Das Rahmenprogramm wirft die Fragen auf, die München und Warschau, Deutschland und Polen vereinen: Die politische Spaltung der Länder, das Erstarken von Ressentiments und Populismus, Debatten um Feminismus und Gleichberechtigung, eine neue künstlerische Avantgarde, die marginalisierte Gruppen repräsentiert und deren Erfahrungen thematisiert. Hier verringert sich auf einmal die Distanz. Und die Schurkenstaat-Schablone, die auf alle Nachrichten aus Polen momentan angelegt wird, funktioniert in den Kammerspielen zum Glück nicht. Es sind die gleichen Fragen, die KünstlerInnen, WissenschaftlerInnen und AktivistInnen in beiden Ländern bewegen.

Der Eintritt zu allen Diskussionen und Veranstaltungen ist übrigens frei. Hingehen!
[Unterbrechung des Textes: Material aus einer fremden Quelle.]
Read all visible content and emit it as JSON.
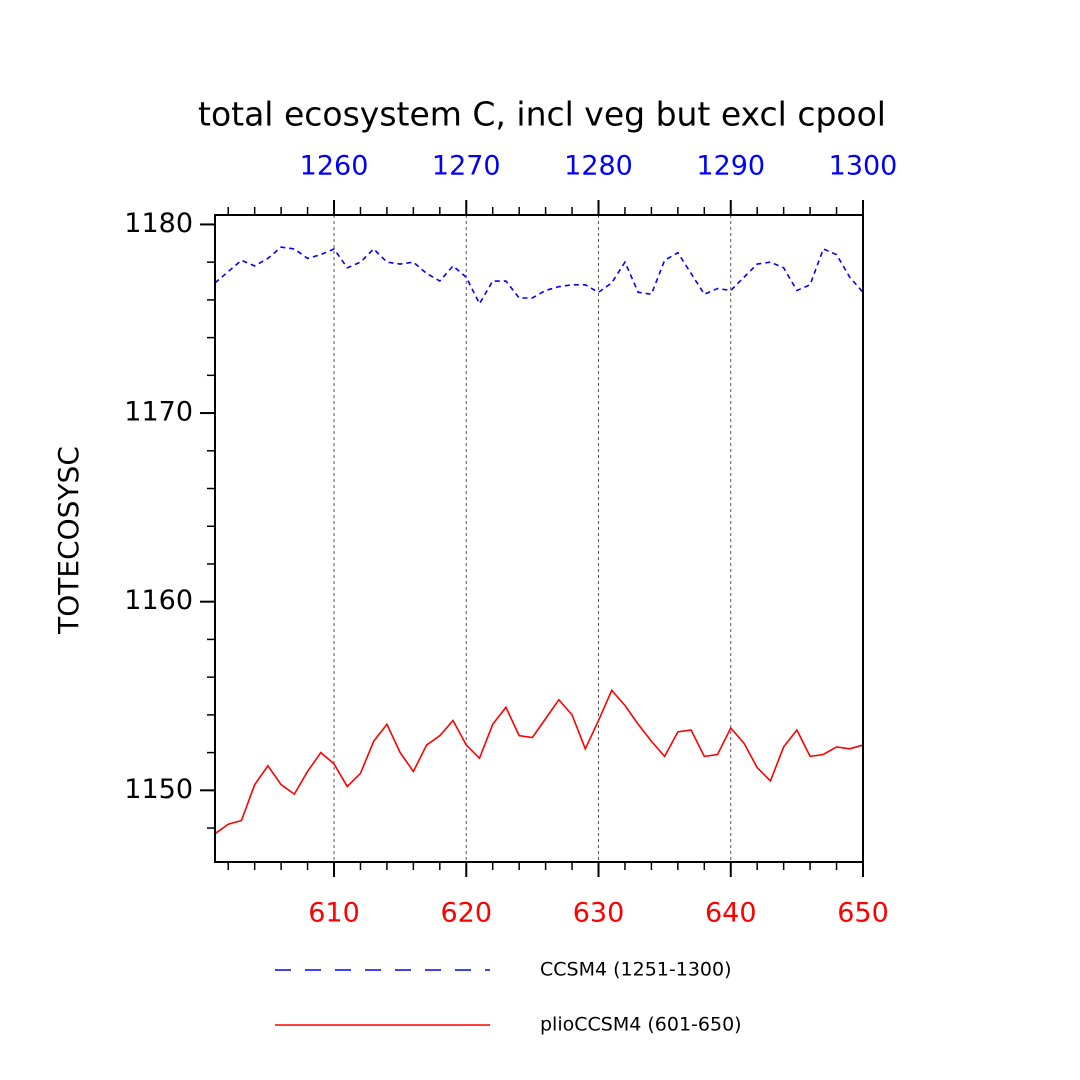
{
  "chart_data": {
    "type": "line",
    "title": "total ecosystem C, incl veg but excl cpool",
    "y_label": "TOTECOSYSC",
    "xlim": [
      601,
      650
    ],
    "xticks": [
      610,
      620,
      630,
      640,
      650
    ],
    "xminorticks": [
      602,
      604,
      606,
      608,
      610,
      612,
      614,
      616,
      618,
      620,
      622,
      624,
      626,
      628,
      630,
      632,
      634,
      636,
      638,
      640,
      642,
      644,
      646,
      648,
      650
    ],
    "x2lim": [
      1251,
      1300
    ],
    "x2ticks": [
      1260,
      1270,
      1280,
      1290,
      1300
    ],
    "x2minorticks": [
      1252,
      1254,
      1256,
      1258,
      1260,
      1262,
      1264,
      1266,
      1268,
      1270,
      1272,
      1274,
      1276,
      1278,
      1280,
      1282,
      1284,
      1286,
      1288,
      1290,
      1292,
      1294,
      1296,
      1298,
      1300
    ],
    "ylim": [
      1146.2,
      1180.5
    ],
    "yticks": [
      1150,
      1160,
      1170,
      1180
    ],
    "yminorticks": [
      1148,
      1150,
      1152,
      1154,
      1156,
      1158,
      1160,
      1162,
      1164,
      1166,
      1168,
      1170,
      1172,
      1174,
      1176,
      1178,
      1180
    ],
    "grid": "x",
    "x_color": "#ff0000",
    "x2_color": "#0000ff",
    "series": [
      {
        "name": "CCSM4 (1251-1300)",
        "color": "#0000ff",
        "dash": "dashed",
        "axis": "x2",
        "x": [
          1251,
          1252,
          1253,
          1254,
          1255,
          1256,
          1257,
          1258,
          1259,
          1260,
          1261,
          1262,
          1263,
          1264,
          1265,
          1266,
          1267,
          1268,
          1269,
          1270,
          1271,
          1272,
          1273,
          1274,
          1275,
          1276,
          1277,
          1278,
          1279,
          1280,
          1281,
          1282,
          1283,
          1284,
          1285,
          1286,
          1287,
          1288,
          1289,
          1290,
          1291,
          1292,
          1293,
          1294,
          1295,
          1296,
          1297,
          1298,
          1299,
          1300
        ],
        "values": [
          1176.9,
          1177.5,
          1178.1,
          1177.8,
          1178.2,
          1178.8,
          1178.7,
          1178.2,
          1178.4,
          1178.7,
          1177.7,
          1178.0,
          1178.7,
          1178.0,
          1177.9,
          1178.0,
          1177.4,
          1177.0,
          1177.8,
          1177.2,
          1175.8,
          1177.0,
          1177.0,
          1176.1,
          1176.1,
          1176.5,
          1176.7,
          1176.8,
          1176.8,
          1176.4,
          1176.9,
          1178.0,
          1176.4,
          1176.3,
          1178.1,
          1178.5,
          1177.4,
          1176.3,
          1176.6,
          1176.5,
          1177.2,
          1177.9,
          1178.0,
          1177.7,
          1176.5,
          1176.8,
          1178.7,
          1178.4,
          1177.2,
          1176.4
        ]
      },
      {
        "name": "plioCCSM4 (601-650)",
        "color": "#ff0000",
        "dash": "solid",
        "axis": "x",
        "x": [
          601,
          602,
          603,
          604,
          605,
          606,
          607,
          608,
          609,
          610,
          611,
          612,
          613,
          614,
          615,
          616,
          617,
          618,
          619,
          620,
          621,
          622,
          623,
          624,
          625,
          626,
          627,
          628,
          629,
          630,
          631,
          632,
          633,
          634,
          635,
          636,
          637,
          638,
          639,
          640,
          641,
          642,
          643,
          644,
          645,
          646,
          647,
          648,
          649,
          650
        ],
        "values": [
          1147.7,
          1148.2,
          1148.4,
          1150.3,
          1151.3,
          1150.3,
          1149.8,
          1151.0,
          1152.0,
          1151.4,
          1150.2,
          1150.9,
          1152.6,
          1153.5,
          1152.0,
          1151.0,
          1152.4,
          1152.9,
          1153.7,
          1152.4,
          1151.7,
          1153.5,
          1154.4,
          1152.9,
          1152.8,
          1153.8,
          1154.8,
          1154.0,
          1152.2,
          1153.7,
          1155.3,
          1154.5,
          1153.5,
          1152.6,
          1151.8,
          1153.1,
          1153.2,
          1151.8,
          1151.9,
          1153.3,
          1152.5,
          1151.2,
          1150.5,
          1152.3,
          1153.2,
          1151.8,
          1151.9,
          1152.3,
          1152.2,
          1152.4
        ]
      }
    ]
  }
}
  1. AM 14. FEBRUAR 2019, UM 18 UHR in der DACHKAMMER: What Future for Democracy? Mit: Karolina Wigura (Soziologin, Philosophin, Journalistin), Marta Keil (Kuratorin), Mod.: Joanna Bronowicka (Mitbegründerin der Partei “Razem”), in englischer Sprache, Eintritt frei
  2. AM 16. FEBRUAR 2019, UM 18 UHR in der DACHKAMMER: How to Deal with Populism? Mit Klaudia Hanisch (Politikwissenschaftlerin vom Institut für Demokratieforschung Göttingen), Mod.: Astrid Séville (Akademische Rätin für Politische Theorie), auf Deutsch, Eintritt frei
  3. AM 17. FEBRUAR 2019 UM, 16 UHR in der DACHKAMMER: We are the Granddaughters of the Witches You Couldn’t Burn Mit: Bożena Chołuj (Professorin für deutsch-polnische Kultur und Gender-Studies, Kazimiera Szczuka (Fernsehjournalistin), Zofia Nierodzinska (Galeristin, Aktivistin), Mod.: Julia Korbik, in englischer und deutscher Sprache, Eintritt frei

Das empfiehlt die Dramaturgin

Und welche der Inszenierungen empfiehlt nun diejenige, die schon alle gesehen hat? Nach kurzem Zögern verrät Valerie Göhring: „Fantasia ist mir besonders ans Herz gewachsen. Da sind sechs ganz tolle Schauspielerinnen auf der Bühne und die Regisseurin, die Anweisungen gibt. Und dadurch, dass da sonst nichts ist, spielt sich total viel im Kopf der ZuschauerInnen ab. Eine super reduzierte Art, Theater zu machen, das hat mir gleich gefallen. Das zeigt, dass es wenig braucht außer Schauspielern und einer guten Idee.“

Für deine Reise nach Warschau braucht’s diese Woche nur Theaterkarten.